Rejection to Perfection Weekend … Part Two

Rejection to Perfection Weekend … Part Two


The best-selling author JK Rowling was pitching her first novel, The Cuckoo’s Calling, under her Robert Galbraith pseudonym and it was actually rejected by Constable and Robinson and Creme de la Creme publishers. The Cuckoo’s Calling, a post-war detective novel, went on to be a number one bestseller after eventually being published by Sphere Books in April 2013.


Rowling had chosen to write under a different name in order to publish without hype or expectation, after the phenomenal success of the Harry Potter series. The manuscript for this new book was submitted to a number of publishers and received several rejection letters, two of which Rowling recently chose to share.

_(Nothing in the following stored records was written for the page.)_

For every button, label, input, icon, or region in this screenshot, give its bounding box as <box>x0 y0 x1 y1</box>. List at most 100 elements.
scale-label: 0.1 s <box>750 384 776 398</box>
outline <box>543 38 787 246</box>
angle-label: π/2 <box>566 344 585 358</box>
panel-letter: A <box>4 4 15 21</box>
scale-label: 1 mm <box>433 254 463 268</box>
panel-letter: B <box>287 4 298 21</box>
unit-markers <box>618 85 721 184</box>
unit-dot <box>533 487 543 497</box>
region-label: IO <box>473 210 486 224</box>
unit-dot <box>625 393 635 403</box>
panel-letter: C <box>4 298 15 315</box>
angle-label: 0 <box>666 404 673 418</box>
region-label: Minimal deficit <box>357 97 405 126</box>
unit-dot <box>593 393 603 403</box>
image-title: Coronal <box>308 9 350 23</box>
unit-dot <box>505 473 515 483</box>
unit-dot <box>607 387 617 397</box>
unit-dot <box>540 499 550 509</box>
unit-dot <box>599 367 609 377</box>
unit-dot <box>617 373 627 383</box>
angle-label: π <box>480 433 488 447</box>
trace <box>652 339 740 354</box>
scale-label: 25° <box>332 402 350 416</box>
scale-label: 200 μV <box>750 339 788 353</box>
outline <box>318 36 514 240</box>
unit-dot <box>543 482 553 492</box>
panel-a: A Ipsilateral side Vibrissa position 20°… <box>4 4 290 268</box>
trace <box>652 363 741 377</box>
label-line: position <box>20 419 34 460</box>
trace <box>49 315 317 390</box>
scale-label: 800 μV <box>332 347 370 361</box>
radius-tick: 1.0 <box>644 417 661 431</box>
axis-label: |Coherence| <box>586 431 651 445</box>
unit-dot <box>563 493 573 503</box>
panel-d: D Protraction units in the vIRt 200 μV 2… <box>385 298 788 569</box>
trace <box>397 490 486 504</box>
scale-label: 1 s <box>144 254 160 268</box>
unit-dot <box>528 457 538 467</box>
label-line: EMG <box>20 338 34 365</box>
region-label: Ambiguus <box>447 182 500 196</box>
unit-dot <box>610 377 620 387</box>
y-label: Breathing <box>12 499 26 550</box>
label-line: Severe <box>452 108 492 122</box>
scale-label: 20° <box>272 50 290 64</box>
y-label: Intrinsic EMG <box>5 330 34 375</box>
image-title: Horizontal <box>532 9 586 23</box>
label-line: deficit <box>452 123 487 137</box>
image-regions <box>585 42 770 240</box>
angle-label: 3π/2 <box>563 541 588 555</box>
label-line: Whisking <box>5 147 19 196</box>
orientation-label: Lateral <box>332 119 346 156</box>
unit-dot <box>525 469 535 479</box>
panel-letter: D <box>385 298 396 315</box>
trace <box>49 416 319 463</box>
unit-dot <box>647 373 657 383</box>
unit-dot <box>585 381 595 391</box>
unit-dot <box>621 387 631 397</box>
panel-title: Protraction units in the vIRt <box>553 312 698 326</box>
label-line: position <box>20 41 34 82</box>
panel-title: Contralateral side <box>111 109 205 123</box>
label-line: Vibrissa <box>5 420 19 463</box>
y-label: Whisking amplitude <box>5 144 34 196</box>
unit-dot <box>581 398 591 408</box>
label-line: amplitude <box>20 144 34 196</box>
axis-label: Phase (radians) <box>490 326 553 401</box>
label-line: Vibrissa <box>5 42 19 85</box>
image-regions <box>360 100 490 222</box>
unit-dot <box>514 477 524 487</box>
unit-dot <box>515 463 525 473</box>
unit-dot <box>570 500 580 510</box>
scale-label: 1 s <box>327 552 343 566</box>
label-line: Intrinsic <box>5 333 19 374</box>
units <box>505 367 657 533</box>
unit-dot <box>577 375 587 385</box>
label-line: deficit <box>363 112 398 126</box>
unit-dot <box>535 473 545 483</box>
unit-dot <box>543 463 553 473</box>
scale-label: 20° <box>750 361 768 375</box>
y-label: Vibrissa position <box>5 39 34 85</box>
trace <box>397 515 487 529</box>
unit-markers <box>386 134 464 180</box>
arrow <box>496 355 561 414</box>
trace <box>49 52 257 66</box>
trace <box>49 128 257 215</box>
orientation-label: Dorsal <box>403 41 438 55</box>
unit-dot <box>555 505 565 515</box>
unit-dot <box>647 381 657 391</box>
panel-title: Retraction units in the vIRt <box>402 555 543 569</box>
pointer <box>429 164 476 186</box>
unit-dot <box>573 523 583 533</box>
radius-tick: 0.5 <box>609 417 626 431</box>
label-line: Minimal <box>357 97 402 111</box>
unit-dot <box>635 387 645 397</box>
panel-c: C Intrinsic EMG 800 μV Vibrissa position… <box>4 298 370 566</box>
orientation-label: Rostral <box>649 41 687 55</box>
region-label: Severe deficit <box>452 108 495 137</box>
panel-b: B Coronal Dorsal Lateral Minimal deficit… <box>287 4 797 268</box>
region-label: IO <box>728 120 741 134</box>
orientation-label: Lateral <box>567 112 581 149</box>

This  letter from crime publishers, Creme de la Crime shows a short response simply stating the firm does not wish to accept new submissions. It looks like a standard rejection letter. I wonder what their response would have been had they known Mr Galbraith’s true identity. But if you think that was bad then you should read the one below from  the British publishing house, Constable and Robinson.


 In this letter an executive tells the author that the company could not take the novel on due to its expectation that it would be a commercial flop. The correspondence then outlays an almost step-by-step guide on how she could work to achieve success in the future.
In perhaps the most amusing part of the letter the publisher advises the writer to get advice from a magazine writing guide and not to give away the ending of her book in the summary.
It reads: ‘Double check in a helpful bookshop, on Amazon or in the twice yearly ‘Buyer’s Guide’ of Bookseller Magazine precisely who are the publishers now of your fiction category/genre. ‘Then send to each editor an alluring 200-word blurb (as in book jackets; don’t give away the ending!) the first chapter plus perhaps two others and an S.A.E.’  
The letter then goes on to offer tips that could send the writer in the right direction, including making sure it is clear what genre the book is and suggesting she goes on a course.

It says: ‘The covering letter should state as precisely as you can the category/genre of fiction you are submitting.’ Adding: ‘Owing to pressure of submission, I regret we cannot reply individually or provide constructive criticism (a writers’ group/writing course may help with the latter).’


Published by Sphere Books in April 2013, it was not an initial hit. Before Rowling’s identity as the book’s author was revealed, 1,500 copies of the printed book had been sold since its release, plus another 7,000 copies of the ebook, audiobook, and library editions. It surged from 4,709th to the best-selling novel on Amazon after it was revealed on 14 July 2013 that the book was written by Rowling under the pseudonym “Robert Galbraith”. Sales rocketed after Rowling was revealed as the novel’s author by Jude Callegari, a lawyer at a firm that represents her, via a message posted on Twitter, much to the author’s dismay.

What would have happened if the accidental  ‘leak’ hadn’t occured ?
Would the book by the unknown author Robert Galbraith have flopped ? We’ll never know. The cat was let out of the bag at exactly the right time.





8 responses to “Rejection to Perfection Weekend … Part Two

  1. Interesting how attitudes change between an unknown and a recognised writer.

  2. Very interesting! I wonder if she attended a writers’ group for help 😉

  3. Wow. It must have reminded her of her early days, and the rejection replies to the first Harry Potter book.